CG47689 - Restrictions: pre-entry loss: anti-flooding rule for pooled assets
Paragraph 4(3) to Schedule 7A of the Taxation of Chargeable Gains Act (TCGA) 1992
If some but not all of the assets disposed of are pre-entry assets, the actual loss is treated by paragraph 3 to Schedule 7A TCGA 1992 as a loss on the disposal of a pre-entry asset. And the supplemental rules increasing the pre-entry loss, by reference to a comparison between post-entry expenditure and expenditure actually allowed, are in paragraph 4(3) and (4) Schedule 7A TCGA 1992.
Note: Additional rules relating to loss buying were enacted in the Finance Act (FA) 2006. See CG47020+ for guidance on the rules which apply in priority to Schedule 7A TCGA 1992 for accounting periods ending on or after 5 December 2005.
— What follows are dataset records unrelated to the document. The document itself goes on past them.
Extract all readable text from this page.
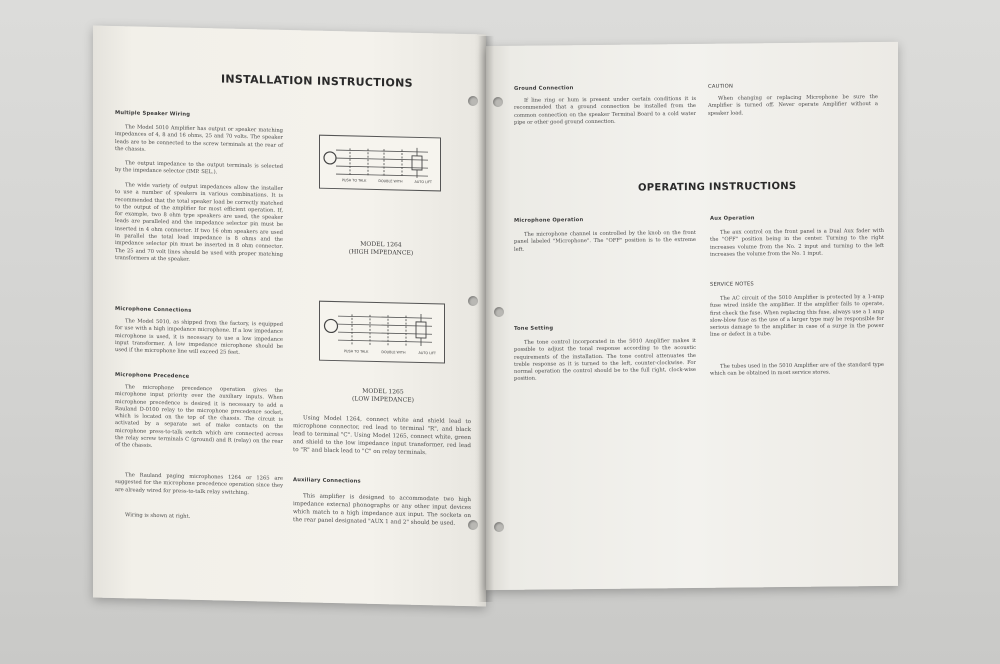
INSTALLATION INSTRUCTIONS
Multiple Speaker Wiring
The Model 5010 Amplifier has output or speaker matching impedances of 4, 8 and 16 ohms, 25 and 70 volts. The speaker leads are to be connected to the screw terminals at the rear of the chassis.
The output impedance to the output terminals is selected by the impedance selector (IMP. SEL.).
The wide variety of output impedances allow the installer to use a number of speakers in various combinations. It is recommended that the total speaker load be correctly matched to the output of the amplifier for most efficient operation. If, for example, two 8 ohm type speakers are used, the speaker leads are paralleled and the impedance selector pin must be inserted in 4 ohm connector. If two 16 ohm speakers are used in parallel the total load impedance is 8 ohms and the impedance selector pin must be inserted in 8 ohm connector. The 25 and 70 volt lines should be used with proper matching transformers at the speaker.
Microphone Connections
The Model 5010, as shipped from the factory, is equipped for use with a high impedance microphone. If a low impedance microphone is used, it is necessary to use a low impedance input transformer. A low impedance microphone should be used if the microphone line will exceed 25 feet.
Microphone Precedence
The microphone precedence operation gives the microphone input priority over the auxiliary inputs. When microphone precedence is desired it is necessary to add a Rauland D-0100 relay to the microphone precedence socket, which is located on the top of the chassis. The circuit is activated by a separate set of make contacts on the microphone press-to-talk switch which are connected across the relay screw terminals C (ground) and R (relay) on the rear of the chassis.
The Rauland paging microphones 1264 or 1265 are suggested for the microphone precedence operation since they are already wired for press-to-talk relay switching.
Wiring is shown at right.
PUSH TO TALK	DOUBLE WITH	AUTO LIFT
MODEL 1264
(HIGH IMPEDANCE)
PUSH TO TALK	DOUBLE WITH	AUTO LIFT
MODEL 1265
(LOW IMPEDANCE)
Using Model 1264, connect white and shield lead to microphone connector, red lead to terminal "R", and black lead to terminal "C". Using Model 1265, connect white, green and shield to the low impedance input transformer, red lead to "R" and black lead to "C" on relay terminals.
Auxiliary Connections
This amplifier is designed to accommodate two high impedance external phonographs or any other input devices which match to a high impedance aux input. The sockets on the rear panel designated "AUX 1 and 2" should be used.
Ground Connection
If line ring or hum is present under certain conditions it is recommended that a ground connection be installed from the common connection on the speaker Terminal Board to a cold water pipe or other good ground connection.
CAUTION
When changing or replacing Microphone be sure the Amplifier is turned off. Never operate Amplifier without a speaker load.
OPERATING INSTRUCTIONS
Microphone Operation
The microphone channel is controlled by the knob on the front panel labeled "Microphone". The "OFF" position is to the extreme left.
Aux Operation
The aux control on the front panel is a Dual Aux fader with the "OFF" position being in the center. Turning to the right increases volume from the No. 2 input and turning to the left increases the volume from the No. 1 input.
SERVICE NOTES
The AC circuit of the 5010 Amplifier is protected by a 1-amp fuse wired inside the amplifier. If the amplifier fails to operate, first check the fuse. When replacing this fuse, always use a 1 amp slow-blow fuse as the use of a larger type may be responsible for serious damage to the amplifier in case of a surge in the power line or defect in a tube.
The tubes used in the 5010 Amplifier are of the standard type which can be obtained in most service stores.
Tone Setting
The tone control incorporated in the 5010 Amplifier makes it possible to adjust the tonal response according to the acoustic requirements of the installation. The tone control attenuates the treble response as it is turned to the left, counter-clockwise. For normal operation the control should be to the full right, clock-wise position.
Section 46 of the Finance Act (FA) 2011 and Schedule 11 FA 2011 greatly simplified the rules in Schedule 7A TCGA 1992 for the deduction of losses on or after 19 July 2011. See CG47400+ for guidance on loss streaming from that date.
If
- paragraph 3 Schedule 7A TCGA 1992 treats the actual loss as a loss on the disposal of a pre-entry asset,
and
- the expenditure actually allowed exceeds the actual cost of the assets to which the disposal is treated as relating, see CG47691
the pre-entry loss is the sum of
- that excess, and
- what the pre-entry loss would be apart from paragraph 4(3) Schedule 7A TCGA 1992
except that the pre-entry loss cannot exceed the actual loss.
Paragraph 4(5) to Schedule 7A TCGA 1992
The general rule in paragraph 5 Schedule 7A TCGA 1992, see CG47720+, is that companies can elect to compute the pre-entry proportion of an allowable loss by reference to the asset's market value at the relevant time (see CG47567). But this rule in paragraph 5 Schedule 7A TCGA 1992 for a market value election is set aside by paragraph 4(5) Schedule 7A TCGA 1992 in cases within the special rules for pooled assets in paragraph 4(2) and (3) Schedule 7A TCGA 1992. Instead, there is a separate election right in paragraph 4(6) Schedule 7A TCGA 1992 which can take account of the market value of the pooled assets at the relevant time.
Note: Additional rules relating to loss buying were enacted in FA 2006. See CG47020+ for guidance on the rules which apply in priority to Schedule 7A TCGA 1992 for accounting periods ending on or after 5 December 2005.
Section 46 FA 2011 and Schedule 11 FA 2011 greatly simplified the rules in Schedule 7A TCGA 1992 for the deduction of losses on or after 19 July 2011. See CG47400+ for guidance on loss streaming from that date.